I like our mornings together because there is so little time that is just for Connor and I without me feeling pulled in several different directions. I love the mornings where I can slip my arm out from under his head and putter around the kitchen in complete silence. The minutes that I have to myself in the house are few. But I also adore those mornings when he pops out of bed the moment I sit up, enthusiastically hopping into my arms after I ask him if he wants to help make coffee. If we’ve both gotten decent sleep, those mornings usually carry on into good days. And even though I may not have time to play “Dinosaurs and the King” with him, his world doesn’t fall apart. We like each other on those mornings.

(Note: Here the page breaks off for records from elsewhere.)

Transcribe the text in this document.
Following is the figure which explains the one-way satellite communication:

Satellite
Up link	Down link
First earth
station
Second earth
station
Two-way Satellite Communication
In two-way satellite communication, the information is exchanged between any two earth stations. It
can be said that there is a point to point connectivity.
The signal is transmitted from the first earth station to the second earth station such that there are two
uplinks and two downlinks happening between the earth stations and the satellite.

On more rare mornings after I fixed Ike’s bottles and the coffee is percolating, if everyone is still asleep but I hear Ike stirring, I’ll gently slide his door open and spend a few quiet, Lenny-filled moments with him. These moments truly feel like stolen ones. I lay on the floor and let him crawl on me like a puppy, drooling in my face like the same. Poor Ike, my forgotten child, the one left to raise himself while Z and I try to keep up with Connor. To this day, Connor sits in our laps while we read him story after story. Ike wants to be raised differently. He rather be sung to, danced with, thrown in the air and demon dropped to the ground. Any attempts to read him a bedtime story wind up with him face-planting into the window because he inevitably crawls out of our laps and tries to get behind the curtains. He isn’t Connor, and as much as I love that kid I’m thankful for Ike’s Ike-ness. He has no idea what a favor he’s done for all of us by trying to stop all comparisons with his brother from the get-go.

It sometimes feels like a love affair – spending time with Connor feels like cheating on Ike, spending time with Ike can feel like cheating on Connor. I feel that phase fading, though. We can spend time all together after work doing things that all of us can participate in, even if it is putting the boys in a laundry basket and pulling them around the house. Ike can be part of that. Connor can be part of that. The aching muscles in my back and arms are definitely a part of that. We can be exhausted and grumpy and tired and joyous all together, even if Z and I are more of some of those things after the boys go to bed. I’m not sure what I’m getting at. Maybe just that it’s all ok. The exhaustion and the frustration, the “I have no idea what I’m doing,” the “I’m a horrible parent,” the kids sleeping in our bed, the “let’s skip the shower tonight” days,they all end up ok. The kids will be fine. The kids are fine. We’re doing good.